Uma amiga uma vez me disse que gostaria que sua vida amorosa fosse tão simples como a sua vida profissional. Mas nem ela se dava conta que não queria isto, pois na carreira, é objetiva, tem dimensão do que quer, de suas habilidades e, caso fosse demitida, não gerava expectativas vãs, se aperfeiçoa e voltava ao mercado de trabalho, fortalecida. Enquanto num relacionamento, gerava uma expectativa de comédia romântica, onde tudo é aventura e fantasia, onde o homem certo chegará para resgatá-la de uma vida tediosa e solitária. Jogamos sobre o outro toda responsabilidade de tornar nossas vidas mais coloridas e interessantes, enquanto não fazemos isto por nós mesmos.
Passados os dois anos que escrevi o post, fui relê-lo. Lá eu dizia que, depois de um relacionamento caótico, poderia surgir uma mulher má ou uma mulher mais madura. O que diferencia a mulher que cresceu da mulher má é que uma continua tendo fé na humanidade, enquanto a outra, propositalmente, acha que o mundo, ou melhor, os homens, são todos maus. Elas querem ser cínicas. Elas acreditam, com fé, que os homens merecem ser maltratados. Estas mulheres estão dispostas a torear, a entrar no ciclo da competição, da guerra dos sexos.
Agora, a mulher que cresceu, aprendeu. Não só sobre relacionamentos, mas sobre si mesma. Do que é capaz, do que gosta, do que não gosta.
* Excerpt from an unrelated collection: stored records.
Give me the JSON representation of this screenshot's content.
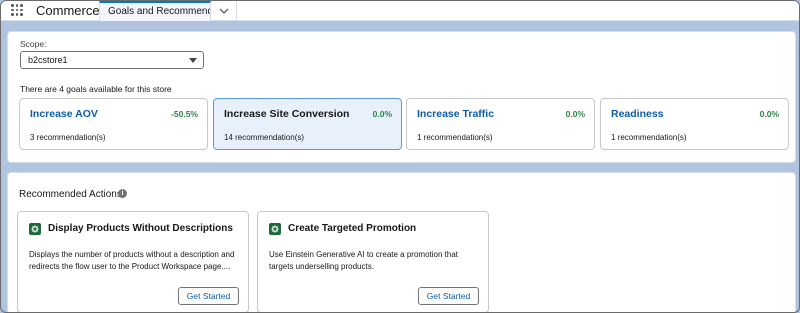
{
  "topbar": {
    "app_name": "Commerce",
    "tab_label": "Goals and Recommendati..."
  },
  "scope": {
    "label": "Scope:",
    "selected": "b2cstore1",
    "goals_count_text": "There are 4 goals available for this store"
  },
  "goals": [
    {
      "title": "Increase AOV",
      "percent": "-50.5%",
      "recommendations": "3 recommendation(s)"
    },
    {
      "title": "Increase Site Conversion",
      "percent": "0.0%",
      "recommendations": "14 recommendation(s)"
    },
    {
      "title": "Increase Traffic",
      "percent": "0.0%",
      "recommendations": "1 recommendation(s)"
    },
    {
      "title": "Readiness",
      "percent": "0.0%",
      "recommendations": "1 recommendation(s)"
    }
  ],
  "recommended_actions": {
    "title": "Recommended Actions",
    "info_glyph": "i",
    "items": [
      {
        "title": "Display Products Without Descriptions",
        "description": "Displays the number of products without a description and redirects the flow user to the Product Workspace page....",
        "button_label": "Get Started"
      },
      {
        "title": "Create Targeted Promotion",
        "description": "Use Einstein Generative AI to create a promotion that targets underselling products.",
        "button_label": "Get Started"
      }
    ]
  },
  "colors": {
    "brand_blue": "#0176d3",
    "link_blue": "#0b5cab",
    "positive_green": "#2e844a",
    "action_icon_green": "#1d6b3a",
    "background": "#b0c4df"
  },
  "icons": [
    "app-launcher-icon",
    "chevron-down-icon",
    "info-icon",
    "gear-icon"
  ]
}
Não acredito que isto seja se tornar mais "fria", "menos feminina". Acho que isto é se tornar mais consciente.
Quero continuar tendo fé na humanidade e acreditar, sempre, que se existem mulheres que cresceram, existem homens que também estão preocupados em ter relacionamentos melhores. Na época do post, escrevi que tinha desistido de torear. Que agora, queria andar junto. Hoje, depois de mais vivência, mais relacionamentos, literatura e autoconhecimento, digo mais: quero andar junto de mim mesma, amar como mais um aspecto interessante de minha vida, mas não como se do amor romântico dependesse minha felicidade.
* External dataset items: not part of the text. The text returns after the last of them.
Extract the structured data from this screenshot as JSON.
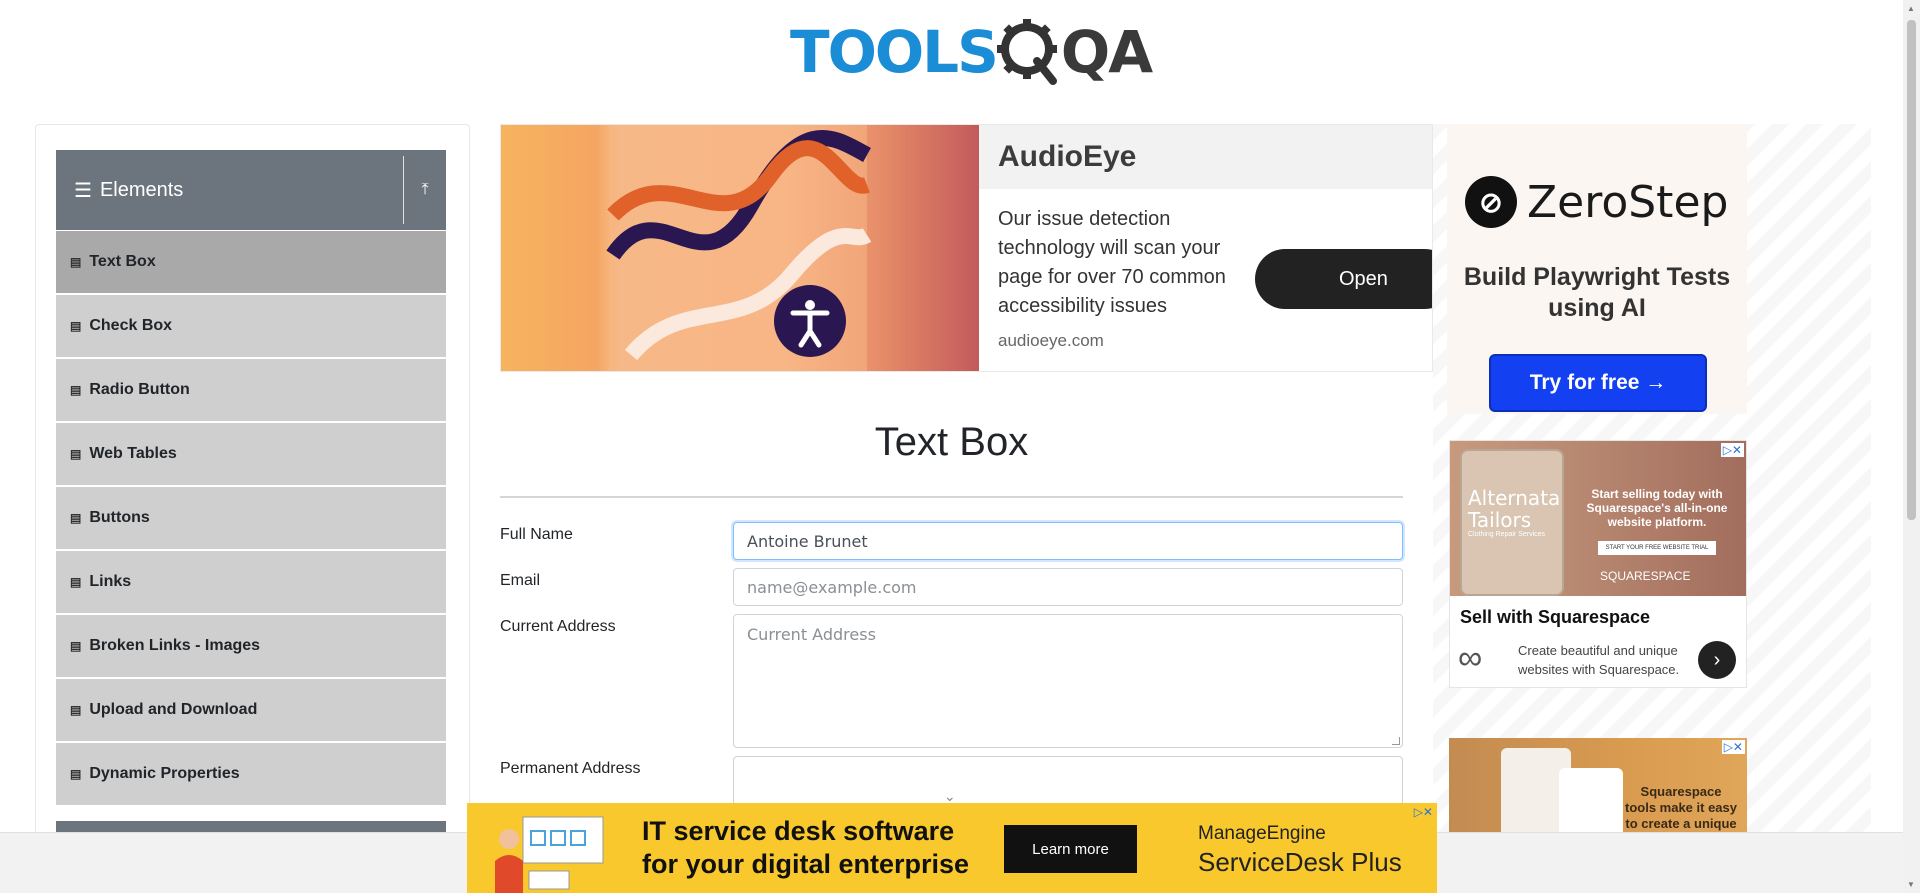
{
  "header": {
    "logo_part1": "TOOLS",
    "logo_part2": "QA"
  },
  "sidebar": {
    "group_title": "Elements",
    "items": [
      {
        "label": "Text Box",
        "active": true
      },
      {
        "label": "Check Box",
        "active": false
      },
      {
        "label": "Radio Button",
        "active": false
      },
      {
        "label": "Web Tables",
        "active": false
      },
      {
        "label": "Buttons",
        "active": false
      },
      {
        "label": "Links",
        "active": false
      },
      {
        "label": "Broken Links - Images",
        "active": false
      },
      {
        "label": "Upload and Download",
        "active": false
      },
      {
        "label": "Dynamic Properties",
        "active": false
      }
    ]
  },
  "ad_top": {
    "brand": "AudioEye",
    "description": "Our issue detection technology will scan your page for over 70 common accessibility issues",
    "domain": "audioeye.com",
    "cta": "Open"
  },
  "main": {
    "title": "Text Box",
    "fields": {
      "full_name_label": "Full Name",
      "full_name_value": "Antoine Brunet",
      "email_label": "Email",
      "email_placeholder": "name@example.com",
      "current_address_label": "Current Address",
      "current_address_placeholder": "Current Address",
      "permanent_address_label": "Permanent Address"
    }
  },
  "ad_zerostep": {
    "brand": "ZeroStep",
    "tagline": "Build Playwright Tests using AI",
    "cta": "Try for free →"
  },
  "ad_squarespace1": {
    "phone_brand": "Alternata Tailors",
    "phone_sub": "Clothing Repair Services",
    "promo": "Start selling today with Squarespace's all-in-one website platform.",
    "promo_cta": "START YOUR FREE WEBSITE TRIAL",
    "brand_small": "SQUARESPACE",
    "title": "Sell with Squarespace",
    "description": "Create beautiful and unique websites with Squarespace."
  },
  "ad_squarespace2": {
    "text": "Squarespace tools make it easy to create a unique website."
  },
  "ad_bottom": {
    "headline_line1": "IT service desk software",
    "headline_line2": "for your digital enterprise",
    "cta": "Learn more",
    "brand": "ManageEngine",
    "product": "ServiceDesk Plus"
  },
  "colors": {
    "logo_blue": "#1a8dd6",
    "sidebar_header": "#6c757d",
    "menu_item": "#cfcfcf",
    "menu_item_active": "#a9a9a9",
    "zerostep_button": "#1340f0",
    "bottom_ad_bg": "#f8c82c"
  }
}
*Artigo publicado na coluna “Tendências e Idéias” do Jornal do Tocantins de 10 de março de 2012.
1 comentários:
É engraçado este tema do amor romântico...pq se nós, mulheres, estamos iludidas por tudo que vc descreveu, em especial, pelo amor romântico que consumismo dos filmes americanos... de outro lado os homens parecem bastante perdidos!
Outro dia ouvi de um homem que ele considera que fazer o jantar e ajudar em casa é uma atitude romântica!! eu fiquei em choque. Pra mim isto é obrigação de quem divide uma casa e tá muito longe de ser uma atitude romântica. Mas ele estava convicto de que aquela atitude era romântica!!!
A gente cresce vendo filmes e novelas em que o romance está ligado a flores, mensagens inesperadas, convites para jantares...e eles cresceram ouvindo que a atividade doméstica precisa ser compartilhada e blablabla...
Então, o amor romântico de hoje está entre as iludidas e os perdidos???